Over the course of the 12 to 18 months of bulk-sampling, Roman says, Harte will assess Technica’s capabilities and costs in order to plan for longer-term mining of the deposit, including whether to use its own crews.
Roman notes that the Sugar Zone deposit is a shear zone hosting a gold-rich quartz vein with mostly free gold — 85% of it recoverable with gravity methods. “That again reduces the cost of milling, because you can get a significant portion of the gold out with a simple gravity installation,” he says.
Roman emphasizes that the company doesn’t want to toll mill longer than it has to, however, and says that “there are a number of groups that have indicated they are willing to finance a mill.” He estimates that the mill and mine development would cost about $30 million.
The great thing about the Sugar Zone deposit, he says, is that it’s a continuous, steeply dipping orebody amenable to low-cost mining, with high grade.
“In the gold industry today, typical grades for a majority of deposits average around 1 gram gold per tonne,” he says. “This one is 10 grams gold per tonne, so that makes for a profitable operation.”
Moreover, he says, the company has staked the entire 30 by 10 km Dayohessarah greenstone belt, which was part of the original Hemlo greenstone belt, and is prospective for further discoveries.
In addition to the Sugar Zone, there is Harte’s Wolf zone, 2 km north, where limited drilling has found Hemlo-style rock. “We need to follow up that discovery because we feel that it could get significantly bigger,” Roman says, adding that the company has found anomalous gold on surface continuing from the area where drilling has returned some exceptional grades.
The company is also exploring west of the Sugar Zone along the Contact zone, which is the contact between sedimentary and volcanic units, hosting a sericitic schist and anomalous gold mineralization similar to the Hemlo deposit, he says.
Harte Gold and Corona Gold bought the Sugar Zone property in 1998. Roman and his team took control of the company in January 2009, and acquired 100% ownership in May 2012.
The deposit is between the cities of Sault Ste.

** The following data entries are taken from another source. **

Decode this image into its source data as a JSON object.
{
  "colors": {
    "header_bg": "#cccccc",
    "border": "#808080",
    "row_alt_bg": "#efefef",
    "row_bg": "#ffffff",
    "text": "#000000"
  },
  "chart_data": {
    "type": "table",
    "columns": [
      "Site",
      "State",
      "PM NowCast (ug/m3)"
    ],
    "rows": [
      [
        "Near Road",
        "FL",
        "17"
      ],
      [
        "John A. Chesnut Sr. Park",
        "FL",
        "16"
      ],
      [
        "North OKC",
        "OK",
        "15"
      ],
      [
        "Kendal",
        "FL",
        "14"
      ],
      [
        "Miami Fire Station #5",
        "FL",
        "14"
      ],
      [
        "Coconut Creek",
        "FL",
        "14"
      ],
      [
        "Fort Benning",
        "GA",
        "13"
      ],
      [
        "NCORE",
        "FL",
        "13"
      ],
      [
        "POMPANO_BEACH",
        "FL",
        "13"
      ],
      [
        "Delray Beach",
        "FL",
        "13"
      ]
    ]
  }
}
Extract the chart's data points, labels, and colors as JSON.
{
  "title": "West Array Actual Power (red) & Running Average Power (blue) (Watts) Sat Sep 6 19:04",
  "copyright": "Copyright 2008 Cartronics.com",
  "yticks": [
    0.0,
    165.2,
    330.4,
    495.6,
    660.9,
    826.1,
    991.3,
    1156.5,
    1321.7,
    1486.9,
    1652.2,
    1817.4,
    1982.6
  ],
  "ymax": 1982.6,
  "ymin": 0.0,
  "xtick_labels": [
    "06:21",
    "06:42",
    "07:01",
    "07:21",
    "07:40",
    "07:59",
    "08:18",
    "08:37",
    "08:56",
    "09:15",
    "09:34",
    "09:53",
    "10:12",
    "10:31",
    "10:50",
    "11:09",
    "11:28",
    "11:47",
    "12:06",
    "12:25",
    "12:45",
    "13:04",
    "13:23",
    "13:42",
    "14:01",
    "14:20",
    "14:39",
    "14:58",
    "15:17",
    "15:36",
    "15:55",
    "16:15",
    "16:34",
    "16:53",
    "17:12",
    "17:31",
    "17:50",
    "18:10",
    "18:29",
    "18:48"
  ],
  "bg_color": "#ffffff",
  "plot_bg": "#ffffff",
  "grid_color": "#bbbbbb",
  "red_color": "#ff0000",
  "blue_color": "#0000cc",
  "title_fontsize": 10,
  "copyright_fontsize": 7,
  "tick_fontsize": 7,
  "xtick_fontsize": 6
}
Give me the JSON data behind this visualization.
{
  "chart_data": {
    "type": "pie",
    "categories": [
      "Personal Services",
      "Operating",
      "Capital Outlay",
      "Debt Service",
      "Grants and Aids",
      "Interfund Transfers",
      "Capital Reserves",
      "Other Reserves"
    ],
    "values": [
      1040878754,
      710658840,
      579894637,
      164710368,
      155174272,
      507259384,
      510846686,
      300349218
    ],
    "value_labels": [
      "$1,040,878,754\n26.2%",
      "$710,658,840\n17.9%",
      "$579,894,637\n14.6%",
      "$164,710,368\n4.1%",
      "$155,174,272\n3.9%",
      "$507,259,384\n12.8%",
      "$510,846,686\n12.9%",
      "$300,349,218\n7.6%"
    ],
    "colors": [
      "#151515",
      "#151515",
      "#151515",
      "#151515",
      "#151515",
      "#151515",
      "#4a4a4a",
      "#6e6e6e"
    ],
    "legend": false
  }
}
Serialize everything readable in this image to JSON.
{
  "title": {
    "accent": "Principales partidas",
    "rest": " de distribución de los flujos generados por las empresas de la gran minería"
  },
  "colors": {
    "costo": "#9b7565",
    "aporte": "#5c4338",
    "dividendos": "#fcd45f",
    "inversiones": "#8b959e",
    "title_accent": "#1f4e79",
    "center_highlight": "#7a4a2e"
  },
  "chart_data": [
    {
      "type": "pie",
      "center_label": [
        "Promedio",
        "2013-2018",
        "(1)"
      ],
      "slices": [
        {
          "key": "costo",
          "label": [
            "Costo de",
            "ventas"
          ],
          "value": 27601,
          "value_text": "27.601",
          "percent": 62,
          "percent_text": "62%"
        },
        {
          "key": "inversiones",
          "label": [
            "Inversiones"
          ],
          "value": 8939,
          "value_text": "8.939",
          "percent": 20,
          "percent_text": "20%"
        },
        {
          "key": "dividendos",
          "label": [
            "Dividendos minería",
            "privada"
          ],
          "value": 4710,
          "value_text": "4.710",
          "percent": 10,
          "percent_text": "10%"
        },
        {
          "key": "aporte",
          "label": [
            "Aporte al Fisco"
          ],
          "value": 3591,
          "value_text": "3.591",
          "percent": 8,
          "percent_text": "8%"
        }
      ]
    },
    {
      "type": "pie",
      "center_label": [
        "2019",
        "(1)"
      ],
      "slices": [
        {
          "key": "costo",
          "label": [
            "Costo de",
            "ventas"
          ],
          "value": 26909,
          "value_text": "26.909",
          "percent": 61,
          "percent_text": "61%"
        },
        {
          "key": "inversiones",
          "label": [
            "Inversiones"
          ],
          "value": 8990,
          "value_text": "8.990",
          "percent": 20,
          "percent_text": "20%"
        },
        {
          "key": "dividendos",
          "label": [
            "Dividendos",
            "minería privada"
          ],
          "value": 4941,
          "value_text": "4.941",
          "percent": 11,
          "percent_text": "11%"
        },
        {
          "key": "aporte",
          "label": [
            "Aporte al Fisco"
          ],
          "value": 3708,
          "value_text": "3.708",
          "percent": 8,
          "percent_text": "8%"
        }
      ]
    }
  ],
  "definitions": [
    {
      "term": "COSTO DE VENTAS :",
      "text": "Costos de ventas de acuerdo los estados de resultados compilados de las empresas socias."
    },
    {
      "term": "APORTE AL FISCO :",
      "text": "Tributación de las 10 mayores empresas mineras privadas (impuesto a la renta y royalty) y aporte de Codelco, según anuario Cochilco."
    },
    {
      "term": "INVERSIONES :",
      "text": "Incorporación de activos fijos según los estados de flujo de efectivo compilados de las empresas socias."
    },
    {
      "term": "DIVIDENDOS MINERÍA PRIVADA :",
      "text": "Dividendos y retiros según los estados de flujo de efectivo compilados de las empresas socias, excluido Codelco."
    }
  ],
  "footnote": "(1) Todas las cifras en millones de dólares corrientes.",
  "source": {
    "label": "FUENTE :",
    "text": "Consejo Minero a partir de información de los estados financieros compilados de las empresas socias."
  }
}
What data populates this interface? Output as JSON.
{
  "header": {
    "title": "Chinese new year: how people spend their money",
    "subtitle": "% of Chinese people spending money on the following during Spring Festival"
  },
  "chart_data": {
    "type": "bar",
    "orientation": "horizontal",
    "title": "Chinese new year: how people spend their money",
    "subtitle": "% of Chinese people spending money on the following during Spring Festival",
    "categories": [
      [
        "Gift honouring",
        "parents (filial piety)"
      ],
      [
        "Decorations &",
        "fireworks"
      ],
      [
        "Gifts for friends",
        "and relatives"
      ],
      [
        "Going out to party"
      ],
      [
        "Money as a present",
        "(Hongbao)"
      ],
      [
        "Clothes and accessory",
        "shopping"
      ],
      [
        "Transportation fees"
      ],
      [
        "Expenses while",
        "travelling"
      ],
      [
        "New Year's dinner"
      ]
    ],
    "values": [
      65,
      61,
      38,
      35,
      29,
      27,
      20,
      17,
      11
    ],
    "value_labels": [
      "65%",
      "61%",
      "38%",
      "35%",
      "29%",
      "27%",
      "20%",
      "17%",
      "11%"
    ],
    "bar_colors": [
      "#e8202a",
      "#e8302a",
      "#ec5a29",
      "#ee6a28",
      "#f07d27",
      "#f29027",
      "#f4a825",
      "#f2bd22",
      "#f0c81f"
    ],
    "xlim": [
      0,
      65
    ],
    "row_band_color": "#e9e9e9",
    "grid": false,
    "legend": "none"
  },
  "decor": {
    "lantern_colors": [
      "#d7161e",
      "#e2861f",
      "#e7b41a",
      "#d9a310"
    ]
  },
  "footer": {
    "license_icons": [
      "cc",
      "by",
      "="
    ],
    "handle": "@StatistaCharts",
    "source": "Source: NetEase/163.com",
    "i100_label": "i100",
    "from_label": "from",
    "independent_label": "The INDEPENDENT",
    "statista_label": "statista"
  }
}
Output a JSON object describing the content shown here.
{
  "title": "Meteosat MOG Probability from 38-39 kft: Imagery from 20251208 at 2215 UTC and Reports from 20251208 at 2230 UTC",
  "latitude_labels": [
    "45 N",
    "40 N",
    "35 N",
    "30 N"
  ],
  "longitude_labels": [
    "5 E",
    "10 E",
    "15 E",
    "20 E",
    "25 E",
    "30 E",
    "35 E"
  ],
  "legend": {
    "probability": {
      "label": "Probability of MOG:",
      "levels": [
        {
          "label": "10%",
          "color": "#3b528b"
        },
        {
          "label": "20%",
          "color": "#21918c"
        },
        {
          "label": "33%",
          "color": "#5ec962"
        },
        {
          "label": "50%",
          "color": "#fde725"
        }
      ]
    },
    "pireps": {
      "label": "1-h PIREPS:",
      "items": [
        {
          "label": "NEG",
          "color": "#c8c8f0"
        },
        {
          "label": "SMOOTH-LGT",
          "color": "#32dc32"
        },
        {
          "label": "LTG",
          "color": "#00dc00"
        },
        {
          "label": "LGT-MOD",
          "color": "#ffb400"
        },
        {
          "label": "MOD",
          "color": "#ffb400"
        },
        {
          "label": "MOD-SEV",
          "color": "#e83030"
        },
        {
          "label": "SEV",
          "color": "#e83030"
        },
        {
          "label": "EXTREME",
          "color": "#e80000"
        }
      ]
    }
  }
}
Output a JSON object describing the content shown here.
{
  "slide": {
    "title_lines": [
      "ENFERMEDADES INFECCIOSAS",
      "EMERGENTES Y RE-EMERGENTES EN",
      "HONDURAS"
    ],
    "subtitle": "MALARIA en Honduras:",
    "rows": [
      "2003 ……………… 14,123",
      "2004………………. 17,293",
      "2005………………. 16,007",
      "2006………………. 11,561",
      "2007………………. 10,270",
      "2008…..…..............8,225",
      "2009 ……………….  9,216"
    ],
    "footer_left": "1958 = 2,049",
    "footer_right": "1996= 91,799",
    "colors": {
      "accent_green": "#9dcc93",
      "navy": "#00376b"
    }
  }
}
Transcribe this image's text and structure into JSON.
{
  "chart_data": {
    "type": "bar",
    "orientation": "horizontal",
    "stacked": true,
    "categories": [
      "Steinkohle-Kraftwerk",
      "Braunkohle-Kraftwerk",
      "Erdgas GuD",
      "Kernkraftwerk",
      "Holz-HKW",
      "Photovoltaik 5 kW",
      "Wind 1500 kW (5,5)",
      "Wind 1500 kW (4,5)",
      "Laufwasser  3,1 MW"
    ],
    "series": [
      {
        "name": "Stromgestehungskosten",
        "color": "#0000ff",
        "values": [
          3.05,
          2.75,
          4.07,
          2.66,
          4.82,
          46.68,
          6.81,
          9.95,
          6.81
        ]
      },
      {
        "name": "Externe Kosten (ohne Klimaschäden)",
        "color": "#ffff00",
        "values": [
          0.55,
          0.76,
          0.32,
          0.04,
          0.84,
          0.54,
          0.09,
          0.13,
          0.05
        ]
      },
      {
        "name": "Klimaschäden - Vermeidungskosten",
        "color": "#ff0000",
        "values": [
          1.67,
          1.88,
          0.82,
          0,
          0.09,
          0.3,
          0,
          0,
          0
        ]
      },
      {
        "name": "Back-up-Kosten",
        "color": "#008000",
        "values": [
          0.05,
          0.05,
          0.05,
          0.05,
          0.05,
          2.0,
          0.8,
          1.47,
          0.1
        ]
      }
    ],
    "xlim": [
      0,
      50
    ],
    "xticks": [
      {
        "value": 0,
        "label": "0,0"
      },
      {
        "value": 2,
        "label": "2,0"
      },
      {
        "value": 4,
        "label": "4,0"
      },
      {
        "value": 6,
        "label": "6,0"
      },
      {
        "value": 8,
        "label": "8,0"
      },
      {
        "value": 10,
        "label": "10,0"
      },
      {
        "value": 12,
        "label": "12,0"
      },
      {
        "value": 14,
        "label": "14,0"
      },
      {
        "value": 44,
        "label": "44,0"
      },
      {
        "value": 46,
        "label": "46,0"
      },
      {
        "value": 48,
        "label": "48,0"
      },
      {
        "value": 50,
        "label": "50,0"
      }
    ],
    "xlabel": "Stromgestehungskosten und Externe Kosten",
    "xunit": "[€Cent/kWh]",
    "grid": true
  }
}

Marie (311 km south) and Thunder Bay (383 km west).
It is close to the Trans-Canada Highway and Highway 631, which extends north from White River to Highway 11, and passes within 11 km east of the property. A Hydro One electrical transmission line also passes through White River, as well as Canadian Pacific’s transcontinental main line.
Elsewhere in Ontario, the company owns the Stoughton–Abitibi property on the Destor–Porcupine fault zone, 110 km east of Timmins, 50 km northeast of Kirkland Lake and 10 km east of St Andrew Goldfields’ (TSX: SAS; US-OTC: STADF) Holloway gold mine.